Nach dem Gesetz zur nachhaltigen und sozial ausgewogenen Finanzierung der Gesetzlichen Krankenversicherung, in dem die Reformvorhaben des Gesetzgebers festgeschrieben sind, wird die alte – bis 2007 gültige – Gesetzesregelung wieder eingeführt. Danach kann von Besserverdienern bereits zum Ende des Kalenderjahres, in dem die Versicherungspflichtgrenze überschritten wird, in die Private Krankenversicherung gewechselt werden. Voraussetzung ist, dass auch die Versicherungspflichtgrenze für das folgende Kalenderjahr überschritten wird. Die Versicherungspflicht entfällt kraft Gesetz. Arbeitnehmer, die nicht in die Private Krankenversicherung wechseln möchten, können ihren Krankenversicherungsschutz auch über eine freiwillige Versicherung in der Gesetzlichen Krankenversicherung weiterführen.

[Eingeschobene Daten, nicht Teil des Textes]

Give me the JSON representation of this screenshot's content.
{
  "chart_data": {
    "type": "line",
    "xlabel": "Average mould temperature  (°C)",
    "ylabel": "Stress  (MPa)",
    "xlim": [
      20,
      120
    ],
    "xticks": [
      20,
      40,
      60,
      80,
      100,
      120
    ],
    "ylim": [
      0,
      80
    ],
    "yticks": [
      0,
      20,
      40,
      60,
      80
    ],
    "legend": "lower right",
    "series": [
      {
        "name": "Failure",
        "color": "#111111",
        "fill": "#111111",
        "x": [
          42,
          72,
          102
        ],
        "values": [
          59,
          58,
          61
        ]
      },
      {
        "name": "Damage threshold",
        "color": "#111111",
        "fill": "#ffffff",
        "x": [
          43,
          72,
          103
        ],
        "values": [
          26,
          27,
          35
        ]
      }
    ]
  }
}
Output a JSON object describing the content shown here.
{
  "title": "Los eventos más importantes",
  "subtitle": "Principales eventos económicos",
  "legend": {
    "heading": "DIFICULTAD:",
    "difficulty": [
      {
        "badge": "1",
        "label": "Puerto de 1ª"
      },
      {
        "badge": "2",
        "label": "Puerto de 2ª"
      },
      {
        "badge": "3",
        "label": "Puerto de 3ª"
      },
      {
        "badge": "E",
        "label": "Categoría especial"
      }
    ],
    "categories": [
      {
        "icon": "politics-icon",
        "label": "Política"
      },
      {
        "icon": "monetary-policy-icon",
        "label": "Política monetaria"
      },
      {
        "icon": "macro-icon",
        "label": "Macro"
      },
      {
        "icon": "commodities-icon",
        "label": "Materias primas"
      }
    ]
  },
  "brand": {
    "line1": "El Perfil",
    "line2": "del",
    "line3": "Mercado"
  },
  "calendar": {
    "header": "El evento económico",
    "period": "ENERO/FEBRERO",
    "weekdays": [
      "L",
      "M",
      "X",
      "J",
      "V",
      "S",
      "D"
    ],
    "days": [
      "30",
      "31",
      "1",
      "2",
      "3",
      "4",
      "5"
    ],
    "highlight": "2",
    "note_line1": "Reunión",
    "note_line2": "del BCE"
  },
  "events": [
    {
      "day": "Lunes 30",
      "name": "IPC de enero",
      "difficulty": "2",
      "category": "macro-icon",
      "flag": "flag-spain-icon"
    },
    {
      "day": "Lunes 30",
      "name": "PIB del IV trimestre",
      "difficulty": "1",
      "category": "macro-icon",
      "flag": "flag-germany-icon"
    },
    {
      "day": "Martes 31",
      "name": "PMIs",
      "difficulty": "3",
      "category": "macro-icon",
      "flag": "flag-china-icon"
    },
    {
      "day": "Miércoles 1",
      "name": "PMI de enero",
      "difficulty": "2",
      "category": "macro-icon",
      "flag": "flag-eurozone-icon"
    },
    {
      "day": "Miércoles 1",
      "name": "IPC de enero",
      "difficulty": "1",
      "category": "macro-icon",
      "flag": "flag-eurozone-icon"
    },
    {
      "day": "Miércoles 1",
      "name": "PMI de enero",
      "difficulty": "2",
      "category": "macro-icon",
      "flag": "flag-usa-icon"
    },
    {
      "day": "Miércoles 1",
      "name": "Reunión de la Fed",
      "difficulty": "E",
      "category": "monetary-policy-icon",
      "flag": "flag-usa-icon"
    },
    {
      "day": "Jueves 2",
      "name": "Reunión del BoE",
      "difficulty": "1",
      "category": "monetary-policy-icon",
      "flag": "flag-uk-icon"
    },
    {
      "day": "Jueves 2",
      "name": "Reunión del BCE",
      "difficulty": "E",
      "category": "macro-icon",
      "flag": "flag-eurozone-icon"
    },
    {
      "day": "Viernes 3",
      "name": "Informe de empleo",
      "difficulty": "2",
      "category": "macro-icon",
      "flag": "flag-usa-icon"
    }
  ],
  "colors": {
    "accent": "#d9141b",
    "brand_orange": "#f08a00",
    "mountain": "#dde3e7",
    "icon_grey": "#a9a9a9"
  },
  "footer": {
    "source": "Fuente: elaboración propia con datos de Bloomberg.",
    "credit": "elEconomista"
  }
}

Arbeitnehmer, die bereits im Jahr 2010 die Versicherungspflichtgrenze überschritten haben, sind ab dem Jahr 2011 dann sofort krankenversicherungsfrei. Die bisher gültige dreijährige Wartezeit muss daher nicht mehr erfüllt werden. Voraussetzung ist jedoch, dass auch die Versicherungspflichtgrenze für das Jahr 2011 in der vorausschauenden Betrachtungsweise überschritten wird. In diesem Zusammenhang ist anzumerken, dass die Versicherungspflichtgrenze zum 01.01.2011 abgesenkt wird! Im Jahr 2010 beträgt diese Grenze 49.950 Euro; diese Grenze wird aufgrund der negativen Entwicklung der Löhne und Gehälter des Jahres 2009 im Jahr 2010 auf 49.500 Euro abgesenkt (s. hierzu auch: Sozialversicherungswerte 2011).

Berufsanfänger

Aufgrund der Neuregelungen hinsichtlich der Krankenversicherungspflicht von Besserverdienern ergeben sich auch Änderungen bei Berufsanfängern, die erstmalig eine Tätigkeit aufnehmen. Waren Berufsanfänger bei erstmaliger Aufnahme einer Beschäftigung grundsätzlich in der Gesetzlichen Krankenversicherung – unabhängig von der Höhe des Arbeitsentgelts – zunächst versicherungspflichtig, ist dies für Beschäftigungsaufnahmen ab dem Jahr 2011 nicht mehr generell der Fall. Wird von einem Berufsanfänger bei erstmaliger Aufnahme einer Beschäftigung mit dem zu erwartenden Arbeitsentgelt sofort die Versicherungspflichtgrenze überschritten, tritt bereits mit dem ersten Tag der Beschäftigung die Versicherungsfreiheit ein. Relevant ist diese Regelung vor allem für Personen, die nach Beendigung des Studiums sofort eine hoch bezahlte Beschäftigung aufnehmen.